Thanks for the reply! Although at $99 the RAK833 does work out cheaper than your board by the time you have added GPS and a PCB it costs more than your board by my calculations. Also, a big factor is your board is completely open source! Of course the RAK833 is a good future option and might become even cheaper as it becomes more widely used! It won’t fit on a Pi Zero like your new board though. and your board just has an aesthetic appeal to it (it looks good).
I have both your board and the RAK833. Both are very stable but I had to add an external GPS module to the RAK. Also getting a board with PCI-e and suitable for a gateway ends up taking the price much higher.
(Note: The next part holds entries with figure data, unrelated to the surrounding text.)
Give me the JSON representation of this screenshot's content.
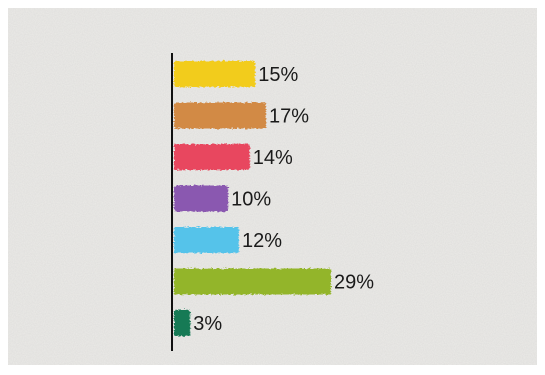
{
  "chart_data": {
    "type": "bar",
    "orientation": "horizontal",
    "title": "",
    "xlabel": "",
    "ylabel": "",
    "xlim": [
      0,
      29
    ],
    "grid": false,
    "legend": "none",
    "value_suffix": "%",
    "series": [
      {
        "values": [
          15,
          17,
          14,
          10,
          12,
          29,
          3
        ],
        "colors": [
          "#f2cc1f",
          "#d28a45",
          "#e8475e",
          "#8a58b0",
          "#55c3ea",
          "#93b52a",
          "#137a55"
        ]
      }
    ]
  },
  "labels": [
    "15%",
    "17%",
    "14%",
    "10%",
    "12%",
    "29%",
    "3%"
  ],
  "background": {
    "paper_color": "#ecebe8",
    "frame_color": "#ffffff"
  }
}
Performance wise, they are at par but total cost of ownership of a complete gateway is lower with your board as @LouisP pointed out.
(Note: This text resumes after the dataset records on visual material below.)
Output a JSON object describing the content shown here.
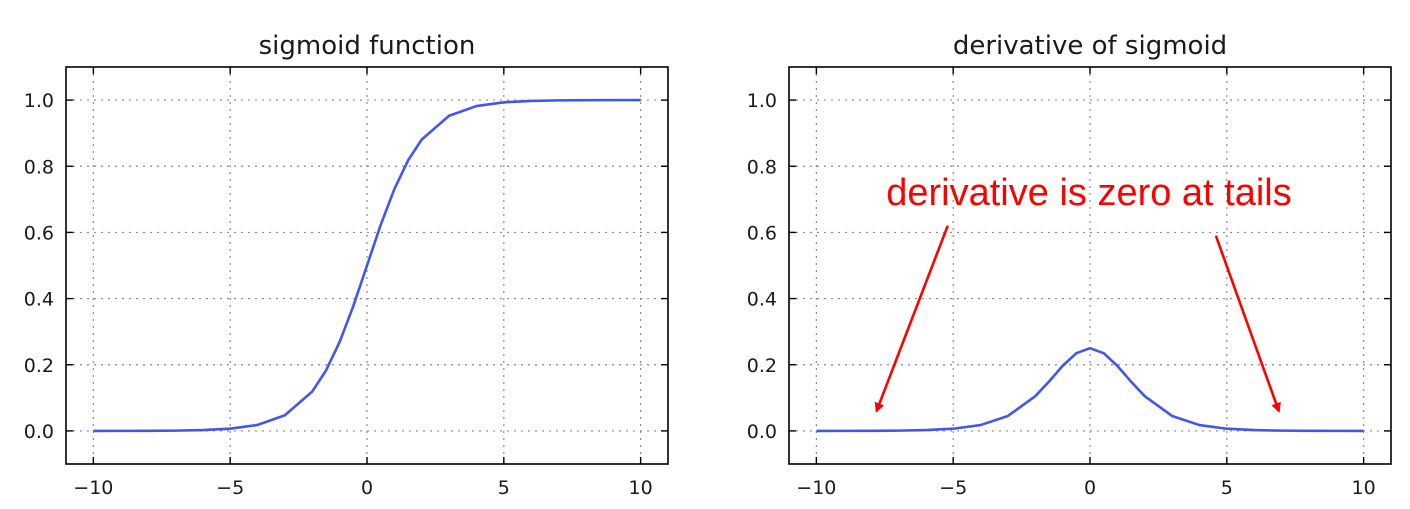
{
  "chart_data": [
    {
      "type": "line",
      "title": "sigmoid function",
      "xlabel": "",
      "ylabel": "",
      "xlim": [
        -11,
        11
      ],
      "ylim": [
        -0.1,
        1.1
      ],
      "xticks": [
        -10,
        -5,
        0,
        5,
        10
      ],
      "yticks": [
        0.0,
        0.2,
        0.4,
        0.6,
        0.8,
        1.0
      ],
      "xtick_labels": [
        "−10",
        "−5",
        "0",
        "5",
        "10"
      ],
      "ytick_labels": [
        "0.0",
        "0.2",
        "0.4",
        "0.6",
        "0.8",
        "1.0"
      ],
      "grid": true,
      "color": "#4455ee",
      "series": [
        {
          "x": [
            -10,
            -9,
            -8,
            -7,
            -6,
            -5,
            -4,
            -3,
            -2,
            -1.5,
            -1,
            -0.5,
            0,
            0.5,
            1,
            1.5,
            2,
            3,
            4,
            5,
            6,
            7,
            8,
            9,
            10
          ],
          "values": [
            0.0,
            0.0001,
            0.0003,
            0.0009,
            0.0025,
            0.0067,
            0.018,
            0.0474,
            0.1192,
            0.1824,
            0.2689,
            0.3775,
            0.5,
            0.6225,
            0.7311,
            0.8176,
            0.8808,
            0.9526,
            0.982,
            0.9933,
            0.9975,
            0.9991,
            0.9997,
            0.9999,
            1.0
          ]
        }
      ]
    },
    {
      "type": "line",
      "title": "derivative of sigmoid",
      "xlabel": "",
      "ylabel": "",
      "xlim": [
        -11,
        11
      ],
      "ylim": [
        -0.1,
        1.1
      ],
      "xticks": [
        -10,
        -5,
        0,
        5,
        10
      ],
      "yticks": [
        0.0,
        0.2,
        0.4,
        0.6,
        0.8,
        1.0
      ],
      "xtick_labels": [
        "−10",
        "−5",
        "0",
        "5",
        "10"
      ],
      "ytick_labels": [
        "0.0",
        "0.2",
        "0.4",
        "0.6",
        "0.8",
        "1.0"
      ],
      "grid": true,
      "color": "#4455ee",
      "series": [
        {
          "x": [
            -10,
            -9,
            -8,
            -7,
            -6,
            -5,
            -4,
            -3,
            -2,
            -1.5,
            -1,
            -0.5,
            0,
            0.5,
            1,
            1.5,
            2,
            3,
            4,
            5,
            6,
            7,
            8,
            9,
            10
          ],
          "values": [
            0.0,
            0.0001,
            0.0003,
            0.0009,
            0.0025,
            0.0066,
            0.0177,
            0.0452,
            0.105,
            0.1491,
            0.1966,
            0.235,
            0.25,
            0.235,
            0.1966,
            0.1491,
            0.105,
            0.0452,
            0.0177,
            0.0066,
            0.0025,
            0.0009,
            0.0003,
            0.0001,
            0.0
          ]
        }
      ],
      "annotation": {
        "text": "derivative is zero at tails",
        "color": "#ff0000",
        "arrows": [
          {
            "from": [
              -5.2,
              0.62
            ],
            "to": [
              -7.8,
              0.06
            ]
          },
          {
            "from": [
              4.6,
              0.59
            ],
            "to": [
              6.9,
              0.06
            ]
          }
        ]
      }
    }
  ]
}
While the idea of a full config gateway on the RPi zero is attractive, what options for internet connectivity does the RPi Zero provide?
@aizukanne The Pi Zero W provides wifi and Bluetooth built in and USB ethernet adapters are available for all Pi Zeros. However, you may be limited by the processor for some projects, instead having to switch over to a Pi 3.
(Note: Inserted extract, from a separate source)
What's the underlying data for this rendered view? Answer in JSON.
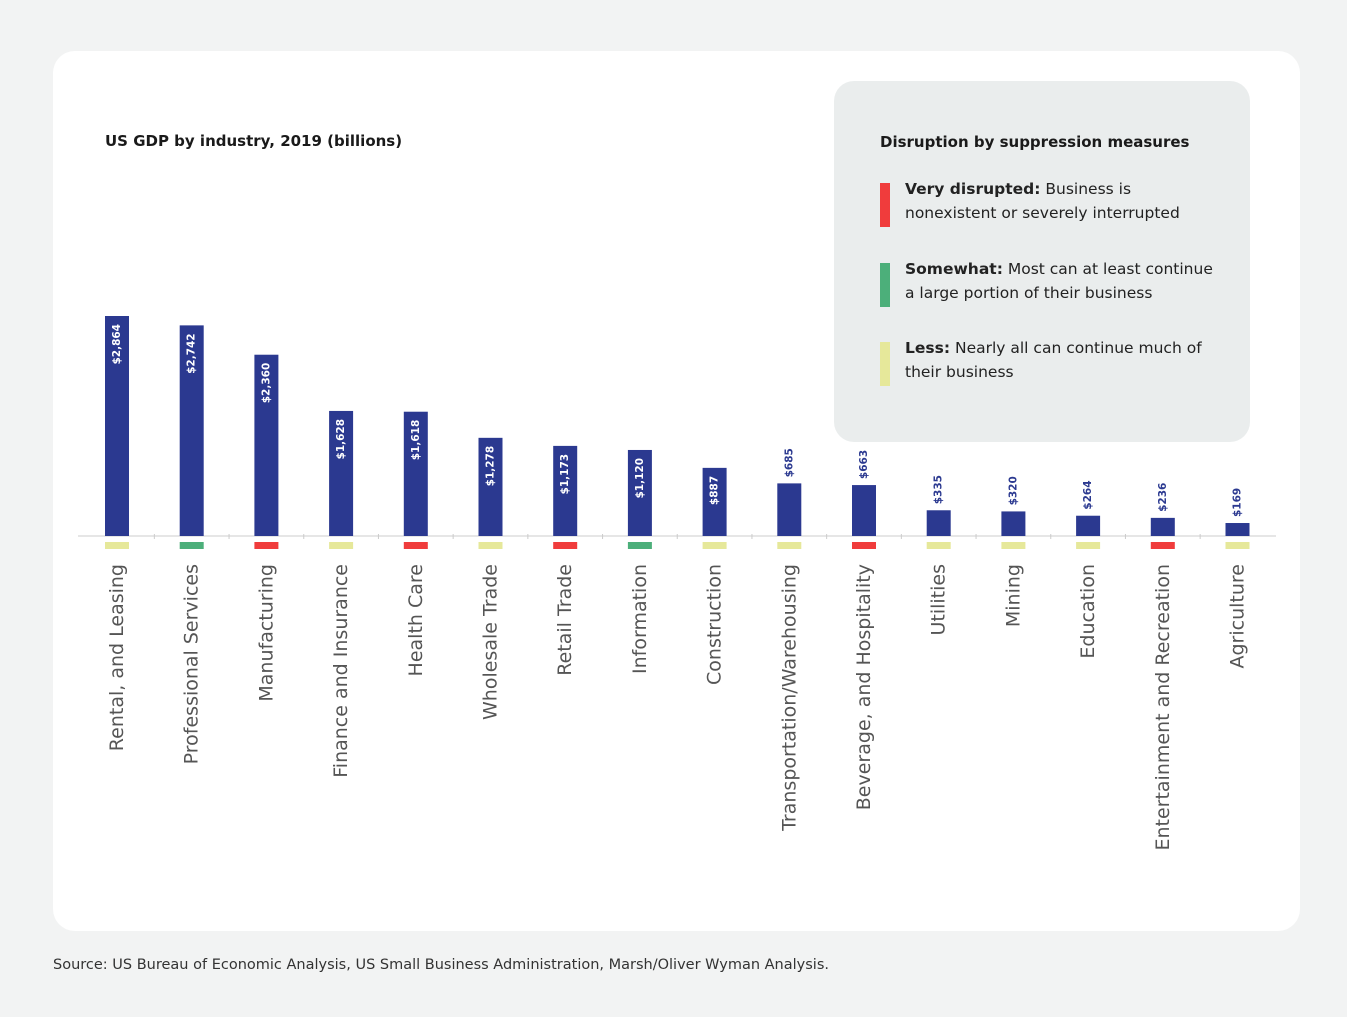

I think the processor is not really limit here, the CPU usage is very low for pkg forwarder .
The main reason is to build a tiny GW able to take around with me, and setup a test bench.
Pair with USB to RPI Zero makes it alot portable
Hey @will3509111 , I bought one of your new compact boards. It works great.
However there is a single LED next to the header rpi header, labelled D6, what does it do? I can’t seem to find the schematics for the board on github.
Hi @txf,
D6 is just a LED connected to RPI’s GPIO21 (High -> on), because there’s some space left, I wanna have some indicator that is RPI controllable, it may be useful if you are gonna program on RPI zero.
Sch and Pcb will on Github later. Recently I watched eevblog’s video about sch files drawings,
I think I need some more work to clear up the sch files.
@will3509111, I have ordered one of your boards (same size as PiZero). While waiting for it to arrive, can you describe how well is the SX1308 thermally bonded to the PCB. I’m thinking of connecting a heatsink to the underside of the PCB to cool the SX1308.
Vias, a lot of Via under the chip.
There’s also a complete ground plane, which act as heat sink.
I think it is fine with the heat sink I shipped with the board though.
@will3509111, gateway just arrived only took 10 days. Really happy with that.
It looks great, a nice piece of design work. I do like it has a Standard SMA antenna connector, none of this RP stuff!!
Next step is to test its thermal performance.
@will3509111. tried to set up the gateway using the pi zero w. However I got stuck when following your TTN network setup. I’m not able to generate the gateway ID using the skript update_gwid.sh becaus there is no eth0 on my pi zero w enabled. Do I miss something?
I’m very happy with my gateway so far. The only problem is that it seems to get halted from time to time. I don’t know if it’s software issue. But it seems so. I reboot the packet forwarder and everything goes back to normal.
Versions 3 and 2 mention stacking PI hats including the PoE hat is possible but you might want to disable the GPS if another HAT/shield is using the UART pins https://github.com/will127534/LoRa-concentrator
Specifically this one uses GPIO 7,8,9,10,11 (SPI bus) and 25 so you can probably still use a I2C or PWM shield.
the packet forwarder is a pretty small bit of code. Why does this need to run on something as big as a raspberry pi. How about running on a moderate microprocessor running FreeRTOS + TCP?